The guidelines implement Grading of Recommendations, Assessment, Development and Evaluation (GRADE) methodology to propose 21 recommendations for the definition and diagnosis of BE, screening for both BE and esophageal adenocarcinoma (EAC), surveillance and treatment. Of note, the updates broaden acceptable screening modalities to include nonendoscopic methods, liberalized intervals for screening and volume criteria for therapy centers.
“We recommend endoscopic eradication therapy for patients with BE and high-grade dysplasia and those with BE and low-grade dysplasia. We propose structured surveillance intervals for patients with dysplastic BE after successful ablation based on the baseline degree of dysplasia,” Nicholas J. Shaheen, MD, MPH, chief of gastroenterology and hepatology at the University of North Carolina at Chapel Hill, and colleagues wrote. “We could not make recommendations regarding chemoprevention or use of biomarkers in routine practice due to insufficient data.”

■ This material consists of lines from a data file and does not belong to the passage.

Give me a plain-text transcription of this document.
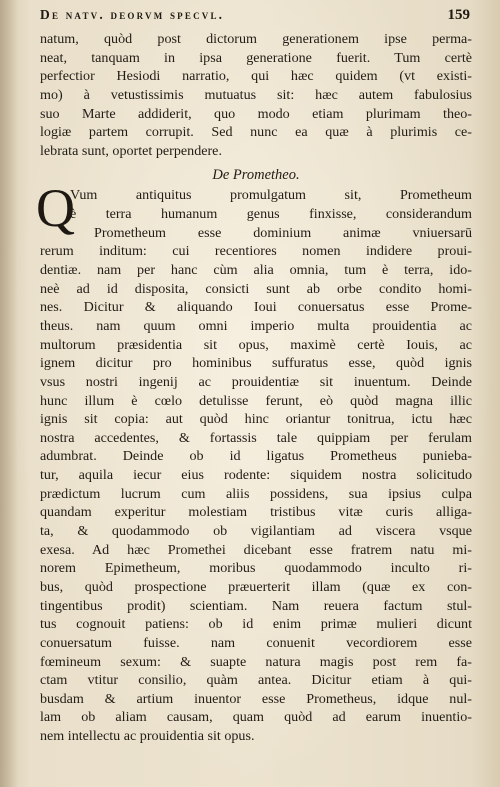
De natv. deorvm specvl.	159
natum, quòd post dictorum generationem ipse perma-
neat, tanquam in ipsa generatione fuerit. Tum certè
perfectior Hesiodi narratio, qui hæc quidem (vt existi-
mo) à vetustissimis mutuatus sit: hæc autem fabulosius
suo Marte addiderit, quo modo etiam plurimam theo-
logiæ partem corrupit. Sed nunc ea quæ à plurimis ce-
lebrata sunt, oportet perpendere.
De Prometheo.
Q
Vum antiquitus promulgatum sit, Prometheum
è terra humanum genus finxisse, considerandum
Prometheum esse dominium animæ vniuersarū
rerum inditum: cui recentiores nomen indidere proui-
dentiæ. nam per hanc cùm alia omnia, tum è terra, ido-
neè ad id disposita, consicti sunt ab orbe condito homi-
nes. Dicitur & aliquando Ioui conuersatus esse Prome-
theus. nam quum omni imperio multa prouidentia ac
multorum præsidentia sit opus, maximè certè Iouis, ac
ignem dicitur pro hominibus suffuratus esse, quòd ignis
vsus nostri ingenij ac prouidentiæ sit inuentum. Deinde
hunc illum è cœlo detulisse ferunt, eò quòd magna illic
ignis sit copia: aut quòd hinc oriantur tonitrua, ictu hæc
nostra accedentes, & fortassis tale quippiam per ferulam
adumbrat. Deinde ob id ligatus Prometheus punieba-
tur, aquila iecur eius rodente: siquidem nostra solicitudo
prædictum lucrum cum aliis possidens, sua ipsius culpa
quandam experitur molestiam tristibus vitæ curis alliga-
ta, & quodammodo ob vigilantiam ad viscera vsque
exesa. Ad hæc Promethei dicebant esse fratrem natu mi-
norem Epimetheum, moribus quodammodo inculto ri-
bus, quòd prospectione præuerterit illam (quæ ex con-
tingentibus prodit) scientiam. Nam reuera factum stul-
tus cognouit patiens: ob id enim primæ mulieri dicunt
conuersatum fuisse. nam conuenit vecordiorem esse
fœmineum sexum: & suapte natura magis post rem fa-
ctam vtitur consilio, quàm antea. Dicitur etiam à qui-
busdam & artium inuentor esse Prometheus, idque nul-
lam ob aliam causam, quam quòd ad earum inuentio-
nem intellectu ac prouidentia sit opus.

Highlights of the guidelines include:
- At least eight endoscopic biopsies should be collected in screening examinations with endoscopic evidence consistent with possible BE.
- Dysplasia of any grade on biopsies of BE should be confirmed by a second GI pathologist.
- A single screening endoscopy should be performed in patients with chronic GERD symptoms and three or more additional risk factors for BE, which include male sex, age greater than 50 years, white race, tobacco use, obesity and a first-degree family history of BE or EAC.
- A swallowable, nonendoscopic capsule device combined with a biomarker is an acceptable alternative to endoscopy.
- In patients who undergo endoscopic surveillance of BE, both white light endoscopy and chromoendoscopy is recommended.
- Length of BE segment should be considered when surveillance intervals are assigned, with longer intervals reserved for segments less than 3 cm.
- To reduce the risk for progression to high-grade dysplasia or EAC among patients with BE and low-grade dysplasia, endoscopic eradication therapy is recommended vs. close endoscopic surveillance.
- An endoscopic surveillance program is recommended for patients with BE who have completed successful endoscopic eradication therapy.
“This revised guideline synthesizes current best practices in the management of BE, with several key changes since the last iteration that reflect our evolving knowledge base,” Shaheen and colleagues concluded. “We can anticipate continued refinement of quality metrics to ensure optimal strategies for diagnosis, surveillance and therapy of BE.”